The gonad is attached to the ventral side of the swim bladder, as seen here. At 17 DPF, the larvae contain the left and the right gonads, which are translucent. In most cases the gonads are surrounded by epithelial tissue and protonephridium.
At 25 DPF, the gonad is often wrapped by adipose tissue, and big or small gonads may be observed. Finally, to analyze the molecular properties of the isolated gonadal tissue, expression levels of the gonadal markers amh, cyp19a1a, nanos3, and vasa were examined by QPCR. The results show significant increases in marker genes in gonad tissue compared to controlled tissue.

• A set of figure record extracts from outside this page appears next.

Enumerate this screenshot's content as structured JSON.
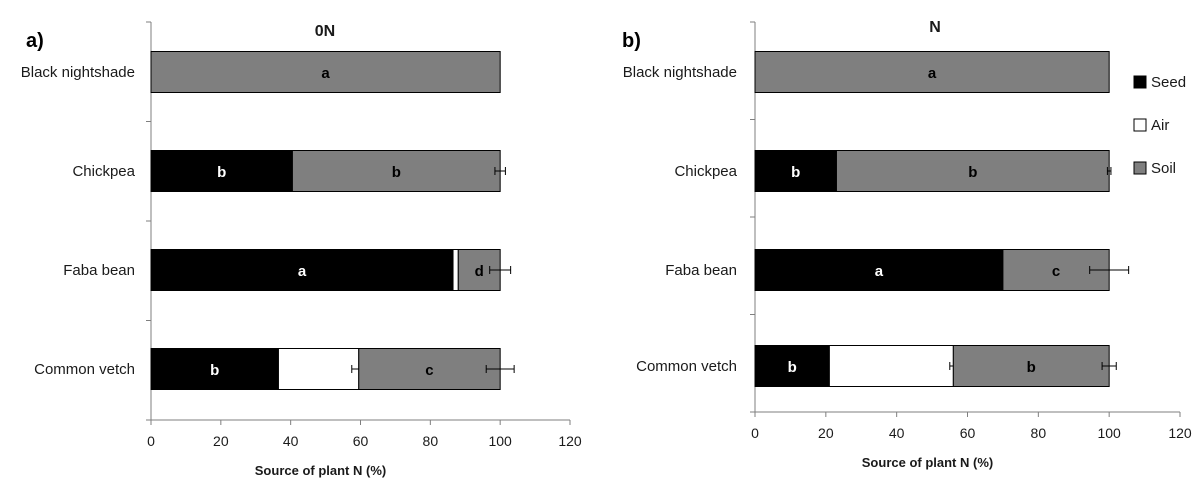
{
  "colors": {
    "seed": "#000000",
    "air": "#ffffff",
    "soil": "#7f7f7f",
    "axis": "#7f7f7f"
  },
  "chart_data": [
    {
      "type": "bar",
      "orientation": "horizontal",
      "stacked": true,
      "panel_label": "a)",
      "title": "0N",
      "xlabel": "Source of plant N (%)",
      "xlim": [
        0,
        120
      ],
      "xticks": [
        0,
        20,
        40,
        60,
        80,
        100,
        120
      ],
      "categories": [
        "Black nightshade",
        "Chickpea",
        "Faba bean",
        "Common vetch"
      ],
      "series": [
        {
          "name": "Seed",
          "values": [
            0,
            40.5,
            86.5,
            36.5
          ],
          "errors": [
            0,
            0,
            0,
            3
          ],
          "letters": [
            "",
            "b",
            "a",
            "b"
          ]
        },
        {
          "name": "Air",
          "values": [
            0,
            0,
            1.5,
            23
          ],
          "errors": [
            0,
            0,
            0,
            2
          ],
          "letters": [
            "",
            "",
            "",
            ""
          ]
        },
        {
          "name": "Soil",
          "values": [
            100,
            59.5,
            12,
            40.5
          ],
          "errors": [
            0,
            1.5,
            3,
            4
          ],
          "letters": [
            "a",
            "b",
            "d",
            "c"
          ]
        }
      ]
    },
    {
      "type": "bar",
      "orientation": "horizontal",
      "stacked": true,
      "panel_label": "b)",
      "title": "N",
      "xlabel": "Source of plant N (%)",
      "xlim": [
        0,
        120
      ],
      "xticks": [
        0,
        20,
        40,
        60,
        80,
        100,
        120
      ],
      "legend": {
        "position": "right",
        "entries": [
          "Seed",
          "Air",
          "Soil"
        ]
      },
      "categories": [
        "Black nightshade",
        "Chickpea",
        "Faba bean",
        "Common vetch"
      ],
      "series": [
        {
          "name": "Seed",
          "values": [
            0,
            23,
            70,
            21
          ],
          "errors": [
            0,
            0.5,
            6,
            2
          ],
          "letters": [
            "",
            "b",
            "a",
            "b"
          ]
        },
        {
          "name": "Air",
          "values": [
            0,
            0,
            0,
            35
          ],
          "errors": [
            0,
            0,
            0,
            1
          ],
          "letters": [
            "",
            "",
            "",
            ""
          ]
        },
        {
          "name": "Soil",
          "values": [
            100,
            77,
            30,
            44
          ],
          "errors": [
            0,
            0.5,
            5.5,
            2
          ],
          "letters": [
            "a",
            "b",
            "c",
            "b"
          ]
        }
      ]
    }
  ]
}
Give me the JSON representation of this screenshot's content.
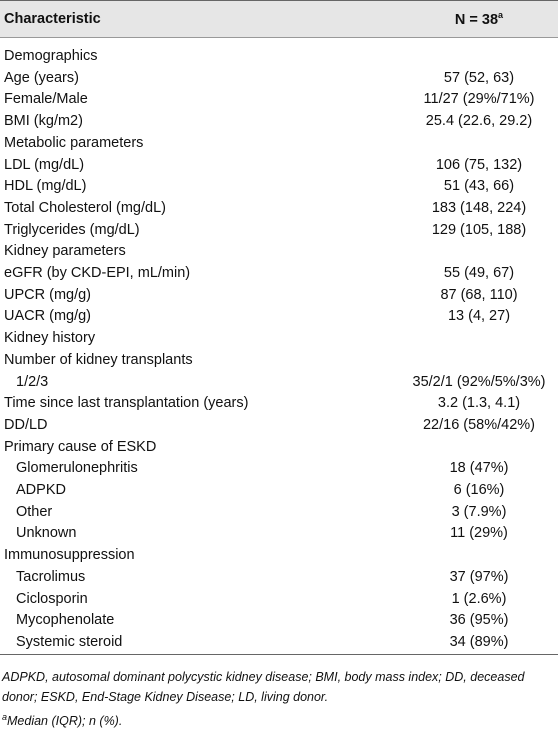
{
  "table": {
    "header": {
      "characteristic": "Characteristic",
      "n": "N = 38",
      "n_note": "a"
    },
    "rows": [
      {
        "label": "Demographics",
        "value": null
      },
      {
        "label": "Age (years)",
        "value": "57 (52, 63)"
      },
      {
        "label": "Female/Male",
        "value": "11/27 (29%/71%)"
      },
      {
        "label": "BMI (kg/m2)",
        "value": "25.4 (22.6, 29.2)"
      },
      {
        "label": "Metabolic parameters",
        "value": null
      },
      {
        "label": "LDL (mg/dL)",
        "value": "106 (75, 132)"
      },
      {
        "label": "HDL (mg/dL)",
        "value": "51 (43, 66)"
      },
      {
        "label": "Total Cholesterol (mg/dL)",
        "value": "183 (148, 224)"
      },
      {
        "label": "Triglycerides (mg/dL)",
        "value": "129 (105, 188)"
      },
      {
        "label": "Kidney parameters",
        "value": null
      },
      {
        "label": "eGFR (by CKD-EPI, mL/min)",
        "value": "55 (49, 67)"
      },
      {
        "label": "UPCR (mg/g)",
        "value": "87 (68, 110)"
      },
      {
        "label": "UACR (mg/g)",
        "value": "13 (4, 27)"
      },
      {
        "label": "Kidney history",
        "value": null
      },
      {
        "label": "Number of kidney transplants",
        "value": null
      },
      {
        "label": "1/2/3",
        "value": "35/2/1 (92%/5%/3%)",
        "indent": 1
      },
      {
        "label": "Time since last transplantation (years)",
        "value": "3.2 (1.3, 4.1)"
      },
      {
        "label": "DD/LD",
        "value": "22/16 (58%/42%)"
      },
      {
        "label": "Primary cause of ESKD",
        "value": null
      },
      {
        "label": "Glomerulonephritis",
        "value": "18 (47%)",
        "indent": 1
      },
      {
        "label": "ADPKD",
        "value": "6 (16%)",
        "indent": 1
      },
      {
        "label": "Other",
        "value": "3 (7.9%)",
        "indent": 1
      },
      {
        "label": "Unknown",
        "value": "11 (29%)",
        "indent": 1
      },
      {
        "label": "Immunosuppression",
        "value": null
      },
      {
        "label": "Tacrolimus",
        "value": "37 (97%)",
        "indent": 1
      },
      {
        "label": "Ciclosporin",
        "value": "1 (2.6%)",
        "indent": 1
      },
      {
        "label": "Mycophenolate",
        "value": "36 (95%)",
        "indent": 1
      },
      {
        "label": "Systemic steroid",
        "value": "34 (89%)",
        "indent": 1
      }
    ],
    "footnotes": {
      "abbreviations": "ADPKD, autosomal dominant polycystic kidney disease; BMI, body mass index; DD, deceased donor; ESKD, End-Stage Kidney Disease; LD, living donor.",
      "note_mark": "a",
      "note": "Median (IQR); n (%)."
    }
  }
}
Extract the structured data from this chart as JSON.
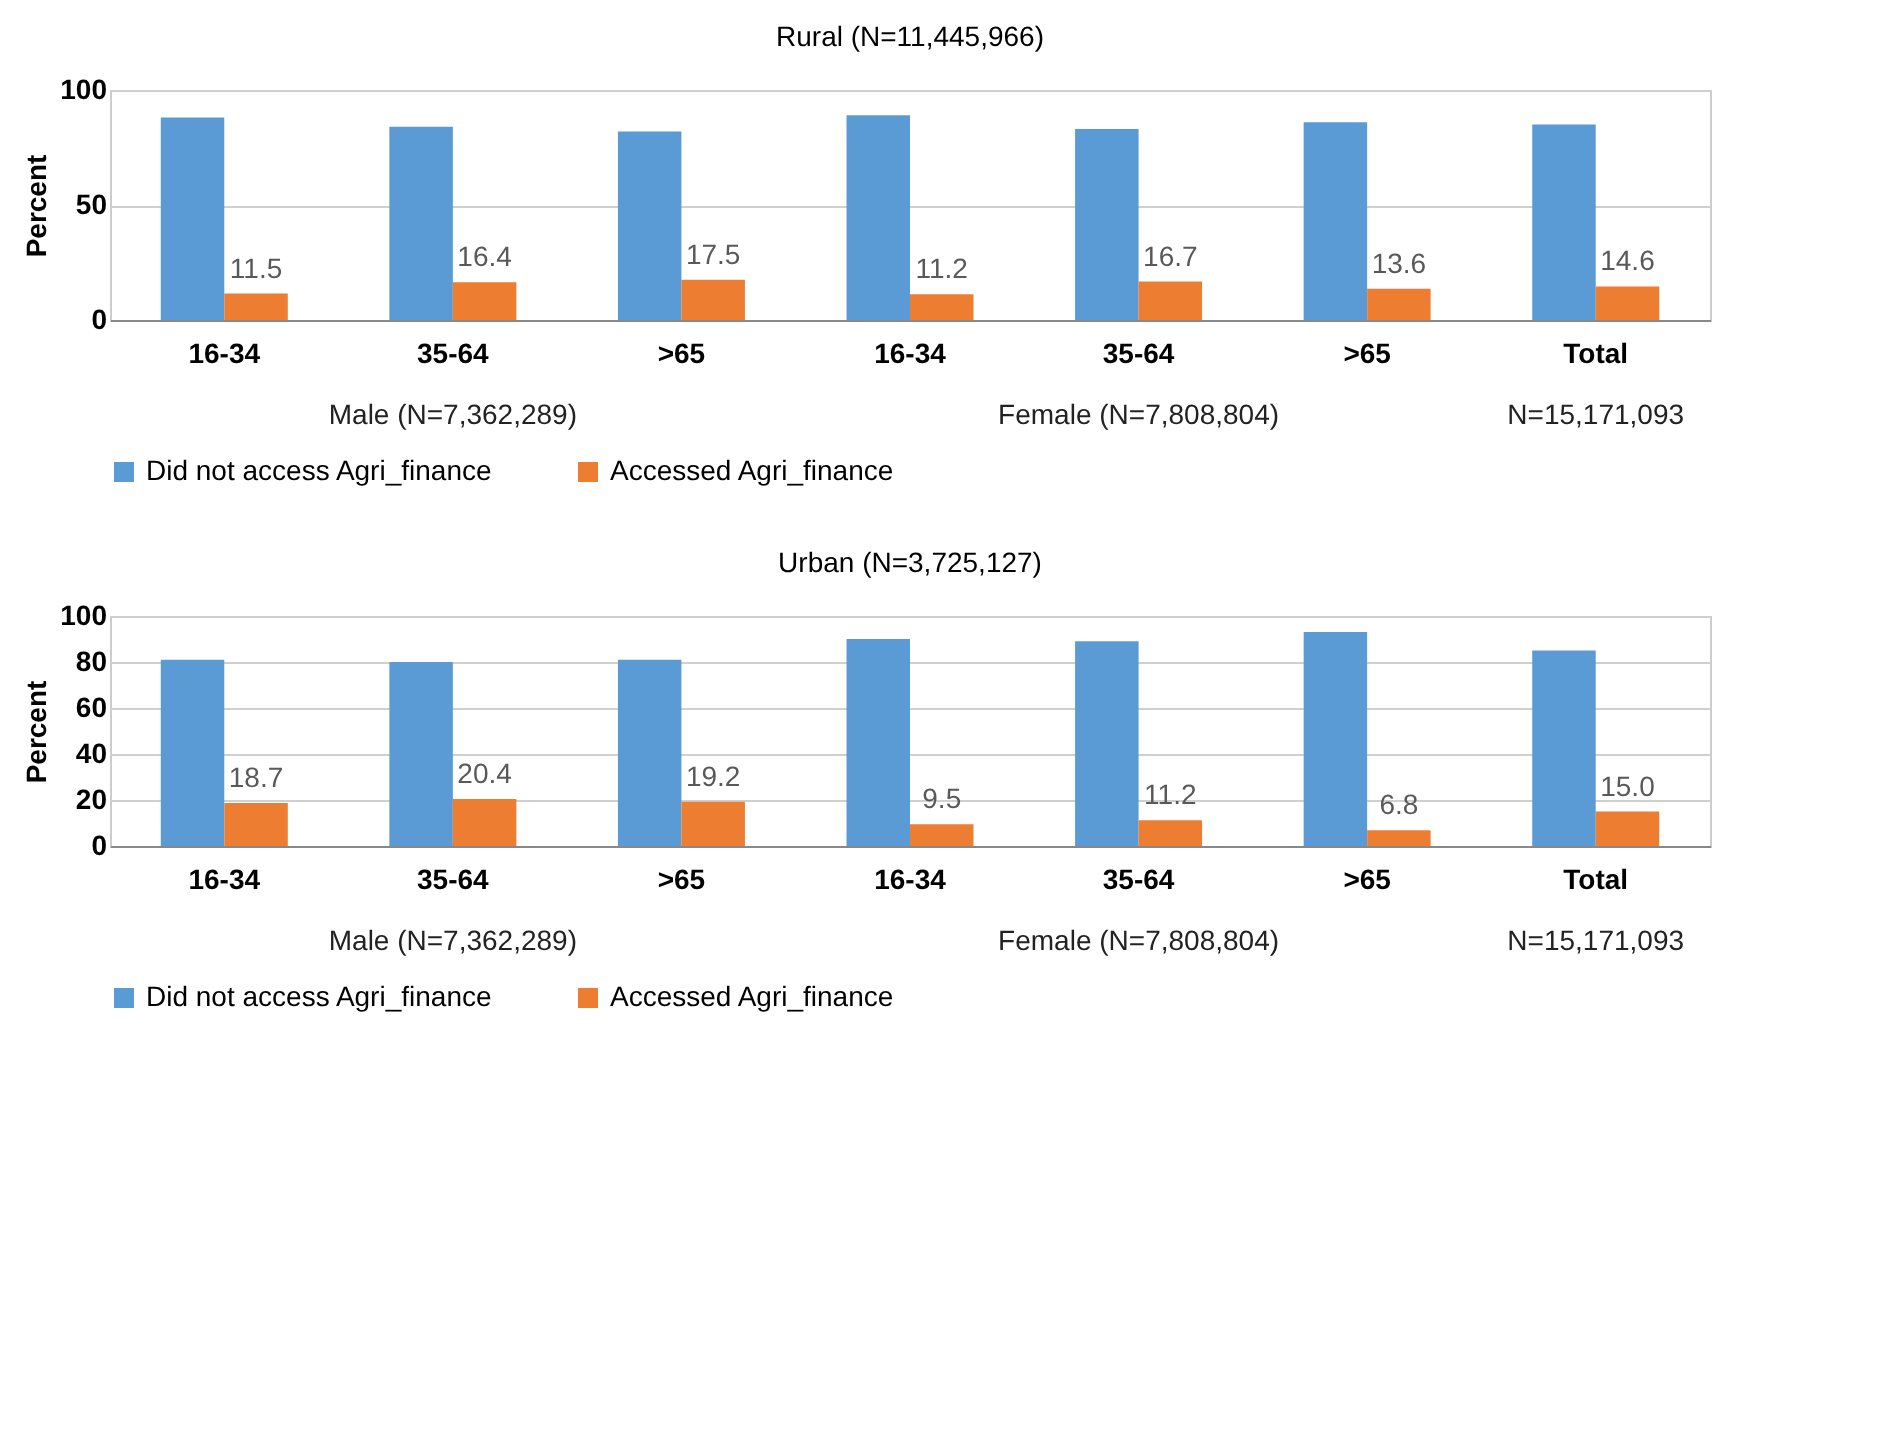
{
  "chart_data": [
    {
      "type": "bar",
      "title": "Rural (N=11,445,966)",
      "ylabel": "Percent",
      "categories": [
        "16-34",
        "35-64",
        ">65",
        "16-34",
        "35-64",
        ">65",
        "Total"
      ],
      "series": [
        {
          "name": "Did not access Agri_finance",
          "color": "#5b9bd5",
          "values": [
            88,
            84,
            82,
            89,
            83,
            86,
            85
          ]
        },
        {
          "name": "Accessed Agri_finance",
          "color": "#ed7d31",
          "values": [
            11.5,
            16.4,
            17.5,
            11.2,
            16.7,
            13.6,
            14.6
          ],
          "value_labels": [
            "11.5",
            "16.4",
            "17.5",
            "11.2",
            "16.7",
            "13.6",
            "14.6"
          ]
        }
      ],
      "ylim": [
        0,
        100
      ],
      "yticks": [
        0,
        50,
        100
      ],
      "grid": "y",
      "legend": "bottom",
      "annotations": [
        "Male (N=7,362,289)",
        "Female (N=7,808,804)",
        "N=15,171,093"
      ]
    },
    {
      "type": "bar",
      "title": "Urban (N=3,725,127)",
      "ylabel": "Percent",
      "categories": [
        "16-34",
        "35-64",
        ">65",
        "16-34",
        "35-64",
        ">65",
        "Total"
      ],
      "series": [
        {
          "name": "Did not access Agri_finance",
          "color": "#5b9bd5",
          "values": [
            81,
            80,
            81,
            90,
            89,
            93,
            85
          ]
        },
        {
          "name": "Accessed Agri_finance",
          "color": "#ed7d31",
          "values": [
            18.7,
            20.4,
            19.2,
            9.5,
            11.2,
            6.8,
            15.0
          ],
          "value_labels": [
            "18.7",
            "20.4",
            "19.2",
            "9.5",
            "11.2",
            "6.8",
            "15.0"
          ]
        }
      ],
      "ylim": [
        0,
        100
      ],
      "yticks": [
        0,
        20,
        40,
        60,
        80,
        100
      ],
      "grid": "y",
      "legend": "bottom",
      "annotations": [
        "Male (N=7,362,289)",
        "Female (N=7,808,804)",
        "N=15,171,093"
      ]
    }
  ]
}
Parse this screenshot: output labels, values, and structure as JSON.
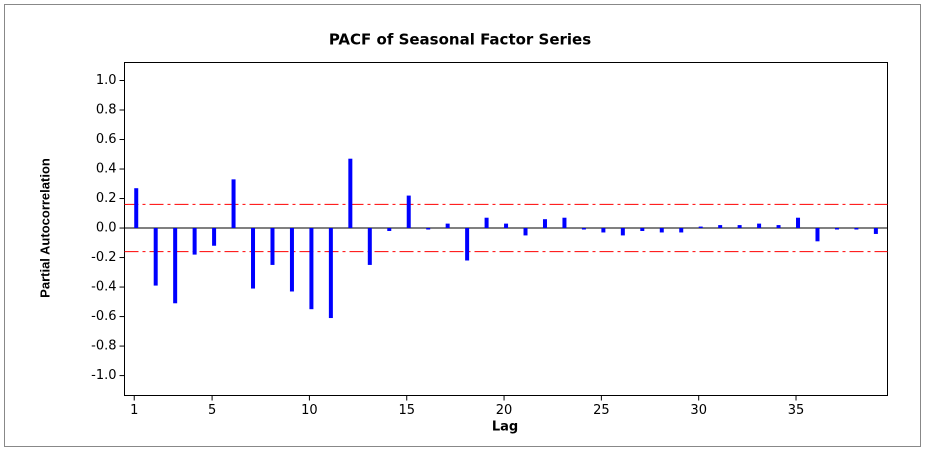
{
  "chart_data": {
    "type": "bar",
    "title": "PACF of Seasonal Factor Series",
    "x_label": "Lag",
    "y_label": "Partial Autocorrelation",
    "x": [
      1,
      2,
      3,
      4,
      5,
      6,
      7,
      8,
      9,
      10,
      11,
      12,
      13,
      14,
      15,
      16,
      17,
      18,
      19,
      20,
      21,
      22,
      23,
      24,
      25,
      26,
      27,
      28,
      29,
      30,
      31,
      32,
      33,
      34,
      35,
      36,
      37,
      38,
      39
    ],
    "values": [
      0.27,
      -0.39,
      -0.51,
      -0.18,
      -0.12,
      0.33,
      -0.41,
      -0.25,
      -0.43,
      -0.55,
      -0.61,
      0.47,
      -0.25,
      -0.02,
      0.22,
      -0.01,
      0.03,
      -0.22,
      0.07,
      0.03,
      -0.05,
      0.06,
      0.07,
      -0.01,
      -0.03,
      -0.05,
      -0.02,
      -0.03,
      -0.03,
      0.01,
      0.02,
      0.02,
      0.03,
      0.02,
      0.07,
      -0.09,
      -0.01,
      -0.01,
      -0.04
    ],
    "color": "#0000ff",
    "reference_lines": [
      0.16,
      -0.16
    ],
    "reference_color": "#ff0000",
    "xlim": [
      0.5,
      39.7
    ],
    "xticks": [
      1,
      5,
      10,
      15,
      20,
      25,
      30,
      35
    ],
    "ylim": [
      -1.135,
      1.122
    ],
    "yticks": [
      {
        "value": -1,
        "label": "-1.0"
      },
      -0.8,
      -0.6,
      -0.4,
      -0.2,
      {
        "value": 0,
        "label": "0.0"
      },
      0.2,
      0.4,
      0.6,
      0.8,
      {
        "value": 1,
        "label": "1.0"
      }
    ]
  }
}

Once mastered this technique can be done in an hour if it's performed properly. While attempting this procedure it's important to remember to provide consistent rearing conditions for larvae zebrafish, as it's critical to yield expected results. After it's development, this technique paved the way for researches in the field of sex development to explore sex determining mechanisms of zebra fish.
After watching this video you should have a good understanding of how to isolate gonadal tissues from larval zebra fish.